Castelfranci, con il Taurasi di montagna il gusto ci guadagna. E anche l’invecchiamento: le aziende, i vigneti, le storie


I produttori di Castelfranci

Zonazione. What? Zonazione. Sì, in fondo il vino si fa con l’uva piantata nel terreno e il risultato è diverso, da collina a collina. L’idea che il vino debba essere sempre uguale a se stesso e manifestare affidabilità monotona è l’ultima risacca dell’egemonia esercitata dalla cultura industriale che, a partire dagli anni ’60, si è dispiegata in Italia fino alla metà degli anni ’90.

Il massiccio del Terminio visto da Castelfranci

Invece la forza del vino è proprio nell’opposto, essere diverso di anno in anno, di zona in zona. Perfino da bottiglia in bottiglia. Proprio la diversità è il labirinto mentale e papilloso che spinge ad appassionarsi, a non essere mai paghi, a viaggiare e bere.
Certo, così come almeno tre generazioni di amministratori hanno visto il cemento come simbolo di modernità, altrettante generazioni di viticoltori hanno pensato di essere incapaci perché non riuscivano ad avere un prodotto sempre uguale.

Il servizio Fisar

Così si è trascurato lo studio del terreno, le ansie dell’uva, la varietà delle viti, concentrandosi in cantina. Tante piccole cantine che imitavano le grandi cantine.
Intendiamoci, non tutto è tutto negativo. L’aggiornamento nelle aziende e l’introduzione della tecnica del freddo è stato un passaggio indispensabile, ma alla fine il segreto è mantenere sempre l’equilibrio tra l’espressione del terreno e la possibilità di governarlo. Come un ragazzo vivace tra i banchi di scuola: un bravo maestro lo guida, non lo reprime, cercando di assecondare gli aspetti più interesanti del suo carattere e metterlo a profitto.

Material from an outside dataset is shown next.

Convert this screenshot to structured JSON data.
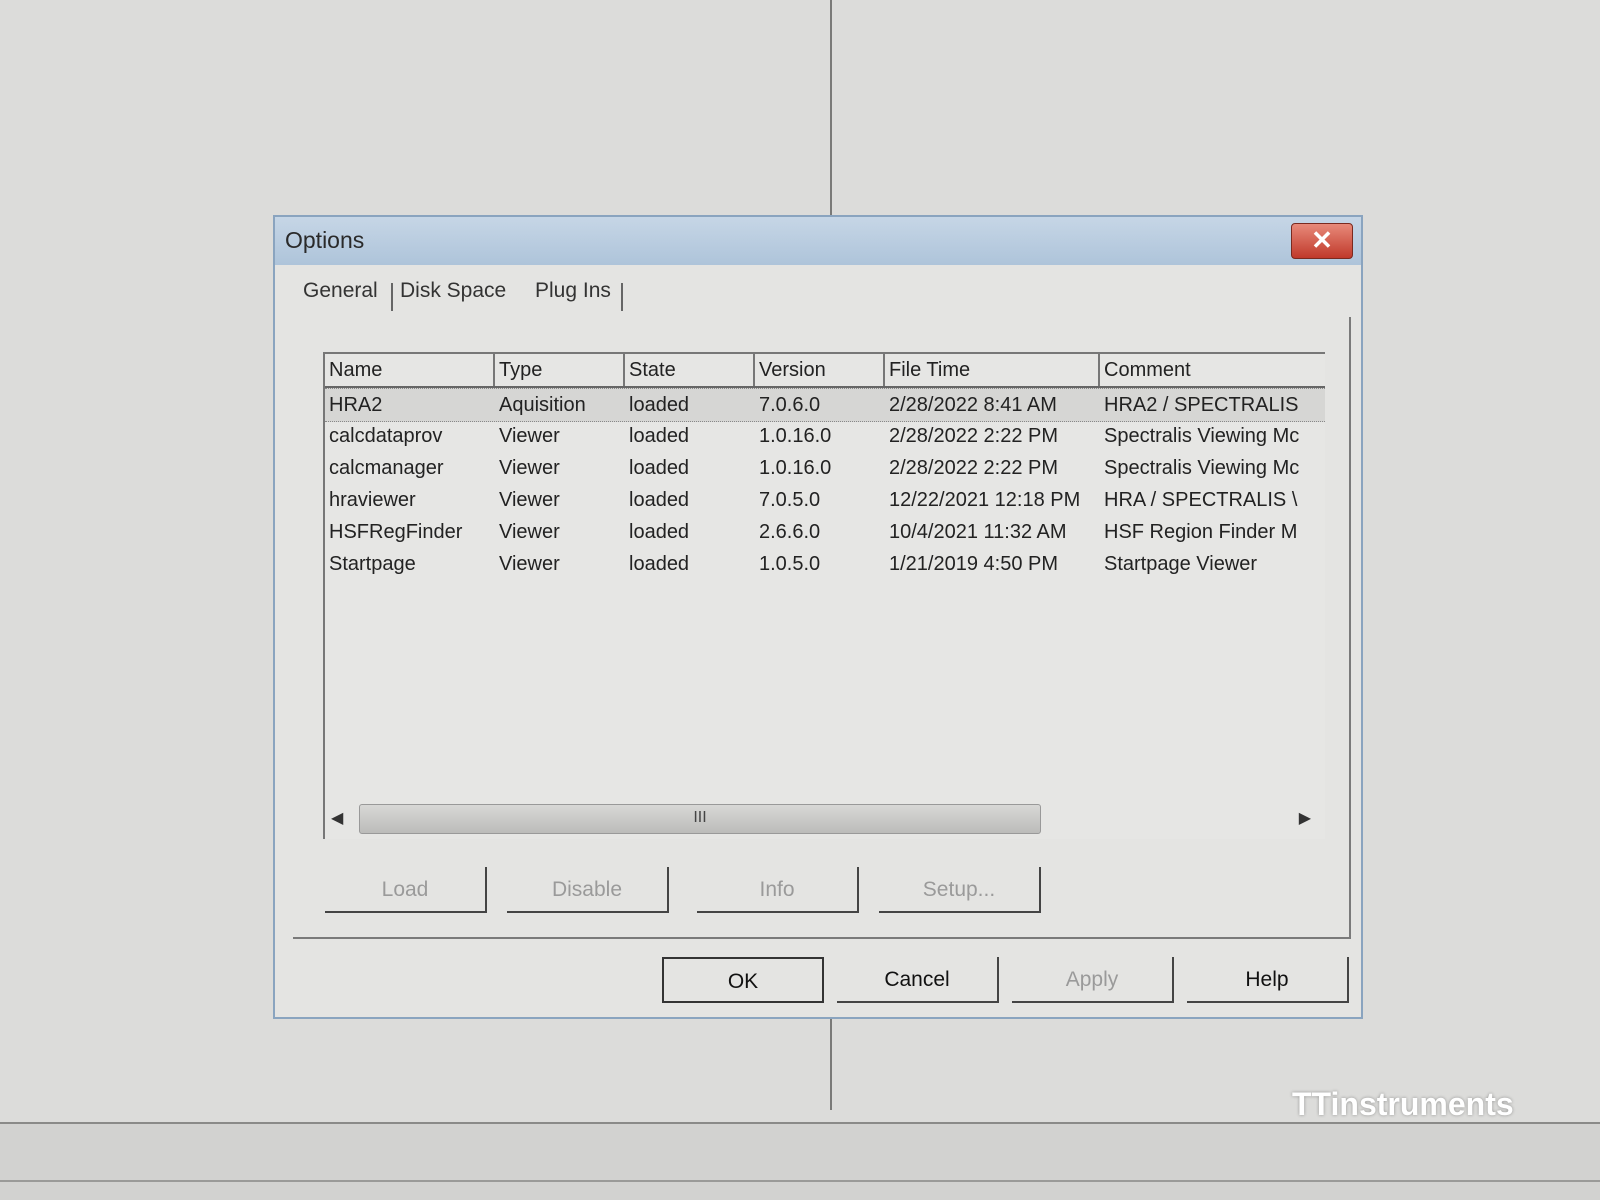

Da sinistra, i rappresentanti dela Condotta Slow Food, Gerardo Perillo della Fisar, il sindaco Generoso Cresta, il presidente della provincia di Avellino Cosimo Sibilia e io

Ci troviamo così una bella domenica nel fresco di Castelfranci, siamo sui 500 metri di altezza, perchè il sindaco Cresta mostra di credere nel vino e nelle aziende impegnate sul territorio e promuove un convegno con la condotta Slow Food e la Fisar. C’è anche il presidente della Provincia di Avellino che, bonus, è arrivato puntuale e ha ascoltato tutto il dibattito. Cosa rara nei rappresentanti politici che in genere si comportano come i cantanti di piazza a Capodanno, vengono, dicono due stronzate senza ascoltare e se ne vanno lasciando la sedia vuota. Un po’ come fare pipì in Autogrill. Sibilia invece ha sentito molto e parlato il necessario, politico d’antan, chissà se resisterà.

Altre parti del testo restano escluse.